Burhan defended the role of the military, saying it was the mainstay of the country’s unity and not the only one controlling public sector companies.
He said 221 of the 421 Sudanese public sector companies were operating outside of government control.
“We raised the subject with the cabinet, but they took no action,” he added.
“Those who failed want to blame their failure on others, but no one can tie them to the military.
” Burhan said, adding that blaming the military was part of a larger campaign “to dismantle the forces. armies. ”
He said the military was ready to place the businesses it owned under the control of the finance ministry.
Sudan’s economy has been hit hard by the loss of hard currency income from oil fields that it lost to South Sudan during its secession in 2011.
He has also suffered from decades of US sanctions targeting the now ousted Bashir regime.
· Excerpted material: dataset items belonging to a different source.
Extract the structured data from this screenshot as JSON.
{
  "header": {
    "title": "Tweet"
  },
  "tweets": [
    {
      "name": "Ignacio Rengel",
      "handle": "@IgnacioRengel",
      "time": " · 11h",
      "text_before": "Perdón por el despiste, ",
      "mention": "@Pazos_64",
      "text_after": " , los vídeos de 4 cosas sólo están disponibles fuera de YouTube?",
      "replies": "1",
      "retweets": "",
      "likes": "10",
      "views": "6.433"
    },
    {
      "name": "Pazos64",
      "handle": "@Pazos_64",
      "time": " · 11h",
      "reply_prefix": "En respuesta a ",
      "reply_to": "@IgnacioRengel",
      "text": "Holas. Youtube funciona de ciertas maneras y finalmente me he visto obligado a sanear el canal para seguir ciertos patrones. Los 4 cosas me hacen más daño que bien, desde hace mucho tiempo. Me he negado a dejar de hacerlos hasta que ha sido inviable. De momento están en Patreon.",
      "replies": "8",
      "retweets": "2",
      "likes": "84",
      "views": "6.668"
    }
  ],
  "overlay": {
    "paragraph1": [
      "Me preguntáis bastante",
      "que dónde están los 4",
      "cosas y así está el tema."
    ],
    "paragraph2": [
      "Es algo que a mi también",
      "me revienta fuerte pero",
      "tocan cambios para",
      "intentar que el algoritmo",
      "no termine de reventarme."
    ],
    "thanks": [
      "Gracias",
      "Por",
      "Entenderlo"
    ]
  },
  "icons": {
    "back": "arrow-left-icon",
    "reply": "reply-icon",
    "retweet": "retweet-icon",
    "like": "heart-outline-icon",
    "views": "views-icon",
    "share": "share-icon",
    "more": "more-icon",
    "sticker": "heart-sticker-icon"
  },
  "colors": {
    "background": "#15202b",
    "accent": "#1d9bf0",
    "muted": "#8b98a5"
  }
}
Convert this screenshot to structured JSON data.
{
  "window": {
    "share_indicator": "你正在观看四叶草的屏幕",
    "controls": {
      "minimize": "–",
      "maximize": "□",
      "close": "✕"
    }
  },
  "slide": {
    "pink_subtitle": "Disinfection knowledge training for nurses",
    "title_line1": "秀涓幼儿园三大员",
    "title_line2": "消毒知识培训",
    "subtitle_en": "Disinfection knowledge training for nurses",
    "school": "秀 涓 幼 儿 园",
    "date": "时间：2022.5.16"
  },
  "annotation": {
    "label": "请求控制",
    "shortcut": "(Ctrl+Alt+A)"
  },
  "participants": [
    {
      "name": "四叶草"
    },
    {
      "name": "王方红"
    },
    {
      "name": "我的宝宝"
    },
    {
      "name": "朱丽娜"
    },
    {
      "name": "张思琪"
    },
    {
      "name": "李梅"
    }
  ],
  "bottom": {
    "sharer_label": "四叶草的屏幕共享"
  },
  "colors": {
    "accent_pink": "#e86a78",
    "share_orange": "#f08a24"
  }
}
According to the United Nations, more than 9.6 million people – almost a quarter of the Sudanese population – suffer from chronic malnutrition.
Tijani said Hamdok’s remarks came under pressure from the Forces for Freedom and Change, the movement that led the mass protests against Bashir and the subsequent campaign for civilian rule.
“An escalation of the dispute depends on the reaction of the protest movement, because they are the ones who raised the issue,” he said.